Nifty vs Dow Jones: How Indian and US stock markets have performed since The Great Recession

Nifty vs Dow Jones: Remember the Great Recession? Known as one of the worst economic downturns in US history, it lasted from December 2007 to June 2009. It was on September 29, 2008 that the Dow Jones plunged 7 percent, causing losses to investors in a very short time. In the next 20 days, the US market had fallen another 20 percent.

The economic crisis caused a decline in economic activities and left people without work. The financial crisis literally destroyed the US economy and the world economy as well. Almost all countries were affected by the economic recession. 14 years after the Great Recession, which was the most severe economic downturn in the United States since the Great Depression of the 1930s, the American economy is entering recession again.

According to a report by Zee Business channel, India’s market is in a better position than the US market after 14 years of recession. A quick comparison between the returns generated by Dow Jones and Nifty50 showed that the latter has always comfortably outperformed the former in terms of returns.

Nifty50 in last 14 years has always given positive return than Dow. The research showed that while the Dow delivered 2.9 times return, the Nifty50 advanced 4.4 times over 14 years. In terms of CAGR, Dow generated a moderate return of 7.7% while Nifty provided a magnificent return of 11.1% to investors.

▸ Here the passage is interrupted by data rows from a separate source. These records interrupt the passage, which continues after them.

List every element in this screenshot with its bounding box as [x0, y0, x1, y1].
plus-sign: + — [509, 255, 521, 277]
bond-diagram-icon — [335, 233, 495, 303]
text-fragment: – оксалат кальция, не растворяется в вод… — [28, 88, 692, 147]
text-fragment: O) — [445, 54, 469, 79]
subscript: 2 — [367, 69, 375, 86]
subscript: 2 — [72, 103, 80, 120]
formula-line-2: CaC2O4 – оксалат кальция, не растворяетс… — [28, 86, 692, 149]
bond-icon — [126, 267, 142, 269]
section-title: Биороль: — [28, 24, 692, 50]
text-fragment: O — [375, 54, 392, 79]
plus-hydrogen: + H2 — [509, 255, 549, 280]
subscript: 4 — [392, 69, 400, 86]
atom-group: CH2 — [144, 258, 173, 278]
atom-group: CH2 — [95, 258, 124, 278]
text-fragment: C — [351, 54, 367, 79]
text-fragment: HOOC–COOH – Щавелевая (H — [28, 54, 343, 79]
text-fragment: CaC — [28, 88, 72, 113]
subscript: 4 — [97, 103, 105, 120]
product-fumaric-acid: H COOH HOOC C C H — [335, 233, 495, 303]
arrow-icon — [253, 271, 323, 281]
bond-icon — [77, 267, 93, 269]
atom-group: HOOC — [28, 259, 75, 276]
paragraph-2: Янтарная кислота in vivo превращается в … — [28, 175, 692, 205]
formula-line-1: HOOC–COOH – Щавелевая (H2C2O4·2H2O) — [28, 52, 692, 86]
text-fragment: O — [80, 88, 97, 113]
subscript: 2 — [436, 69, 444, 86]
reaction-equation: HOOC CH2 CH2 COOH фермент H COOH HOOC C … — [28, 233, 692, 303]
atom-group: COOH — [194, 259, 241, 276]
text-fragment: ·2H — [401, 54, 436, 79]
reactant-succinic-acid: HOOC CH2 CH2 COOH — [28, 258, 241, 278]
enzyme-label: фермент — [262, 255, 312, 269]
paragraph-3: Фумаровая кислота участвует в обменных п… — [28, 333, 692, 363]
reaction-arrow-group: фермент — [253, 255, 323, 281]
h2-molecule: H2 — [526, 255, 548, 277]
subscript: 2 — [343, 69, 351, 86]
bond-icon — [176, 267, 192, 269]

In terms of annual returns since 2008, the Nity50 has again outperformed the US market every year. In the year since the 2008 crash, the Dow had returned a negative 6%. Contrary to this, the Nifty gained 29% in the same period.

Dow Jones vs Nifty

In two years since the crash in 2008, the Dow again underperformed the Nifty as it advanced only 5% while the latter delivered a strong return of 57%. In three years since the Great Recession, the Dow delivered a tepid return of 6 percent, while the Nifty rose 29 percent.